R Environment and Scope

In this article, you’ll learn about the environment (global environment, cascading of environments and so on) in R programming. You will also learn about scope of variables with the help of examples.

In order to write functions in a proper way and avoid unusual errors, we need to know the concept of environment and scope in R.

R Programming Environment

Environment can be thought of as a collection of objects (functions, variables etc.). An environment is created when we first fire up the R interpreter. Any variable we define, is now in this environment.

The top level environment available to us at the R command prompt is the global environment called R_GlobalEnv. Global environment can be referred to as .GlobalEnv in R codes as well.

We can use the ls() function to show what variables and functions are defined in the current environment. Moreover, we can use the environment() function to get the current environment.

> a <- 2
> b <- 5
> f <- function(x) x<-0
> ls()
[1] "a" "b" "f"
> environment()
<environment: R_GlobalEnv>
> .GlobalEnv
<environment: R_GlobalEnv>

In the above example, we can see that a, b and f are in the R_GlobalEnv environment.

Notice that x (in the argument of the function) is not in this global environment. When we define a function, a new environment is created.

In the above example, the function f creates a new environment inside the global environment.

Actually an environment has a frame, which has all the objects defined, and a pointer to the enclosing (parent) environment.

Hence, x is in the frame of the new environment created by the function f. This environment will also have a pointer to R_GlobalEnv.


Example: Cascading of environments

f <- function(f_x){
g <- function(g_x){
print("Inside g")
print(environment())
print(ls())
}
g(5)
print("Inside f")
print(environment())
print(ls())
}

Now when we run it from the command prompt, we get.

> f(6)
[1] "Inside g"
<environment: 0x0000000010c2bdc8>
[1] "g_x"
[1] "Inside f"
<environment: 0x0000000010c2a870>
[1] "f_x" "g"  
> environment()
<environment: R_GlobalEnv>
> ls()
[1] "f"

Here, we defined function g inside f and it is clear that they both have different environments with different objects within their respective frames.


R Programming Scope

Let us consider the following example.

outer_func <- function(){
b <- 20
inner_func <- function(){
c <- 30
}
}
a <- 10

Global variables

Global variables are those variables which exists throughout the execution of a program. It can be changed and accessed from any part of the program.

However, global variables also depend upon the perspective of a function.

For example, in the above example, from the perspective of inner_func(), both a and b are global variables.
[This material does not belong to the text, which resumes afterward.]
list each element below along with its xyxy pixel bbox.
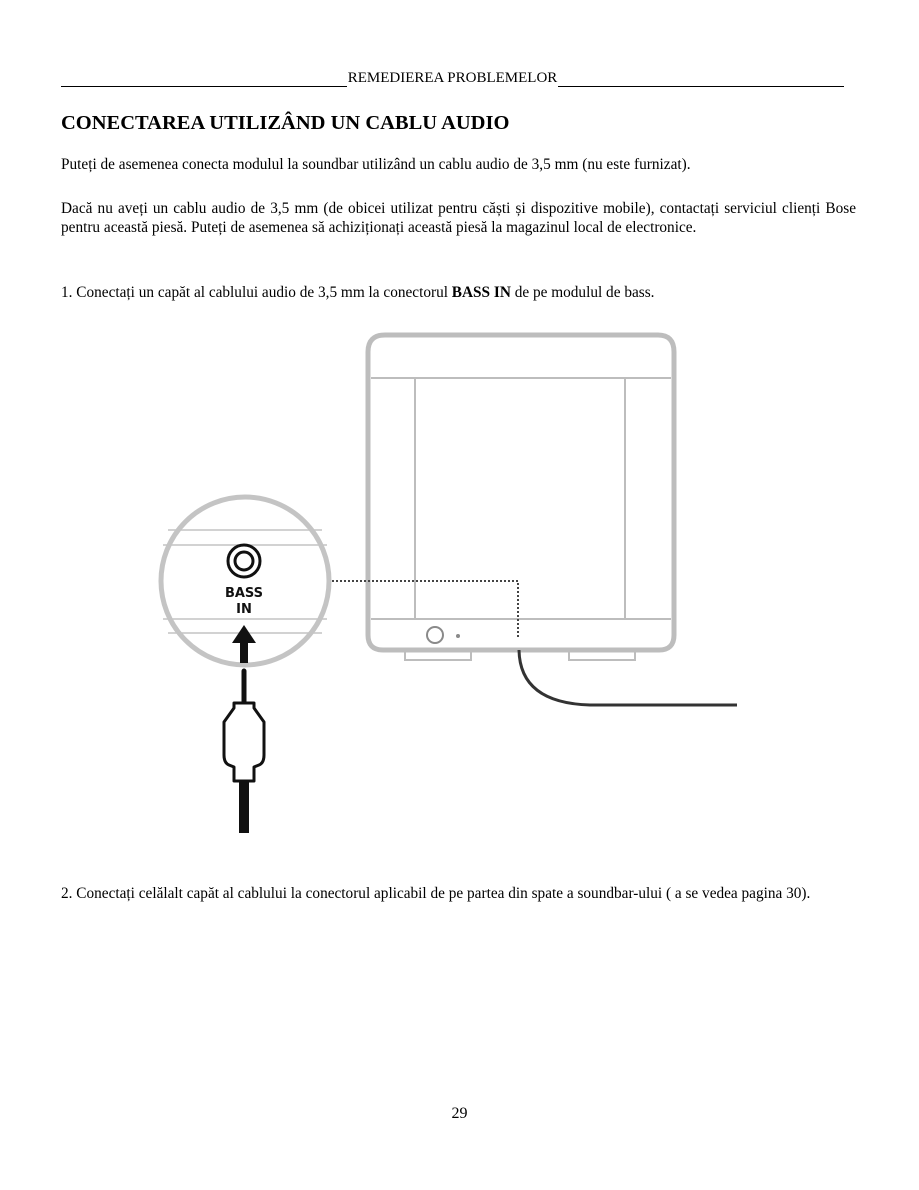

However, from the perspective of outer_func(), b is a local variable and only a is global variable. The variable c is completely invisible to outer_func().


Local variables

On the other hand, Local variables are those variables which exist only within a certain part of a program like a function, and is released when the function call ends.

In the above program the variable c is called a local variable.

If we assign a value to a variable with the function inner_func(), the change will only be local and cannot be accessed outside the function.

This is also the same even if names of both global variable and local variables matches.

For example, if we have a function as below.

outer_func <- function(){
a <- 20
inner_func <- function(){
a <- 30
print(a)
}
inner_func()
print(a)
}

When we call it,

> a <- 10
> outer_func()
[1] 30
[1] 20
> print(a)
[1] 10

We see that the variable a is created locally within the environment frame of both the functions and is different to that of the global environment frame.


Accessing global variables

Global variables can be read but when we try to assign to it, a new local variable is created instead.

To make assignments to global variables, superassignment operator, <<-, is used.

When using this operator within a function, it searches for the variable in the parent environment frame, if not found it keeps on searching the next level until it reaches the global environment.

If the variable is still not found, it is created and assigned at the global level.

outer_func <- function(){
inner_func <- function(){
a <<- 30
print(a)
}
inner_func()
print(a)
}

On running this function,

> outer_func()
[1] 30
[1] 30
> print(a)
[1] 30

When the statement a <<- 30 is encountered within inner_func(), it looks for the variable a in outer_func() environment.

When the search fails, it searches in R_GlobalEnv.

Since, a is not defined in this global environment as well, it is created and assigned there which is now referenced and printed from within inner_func() as well as outer_func().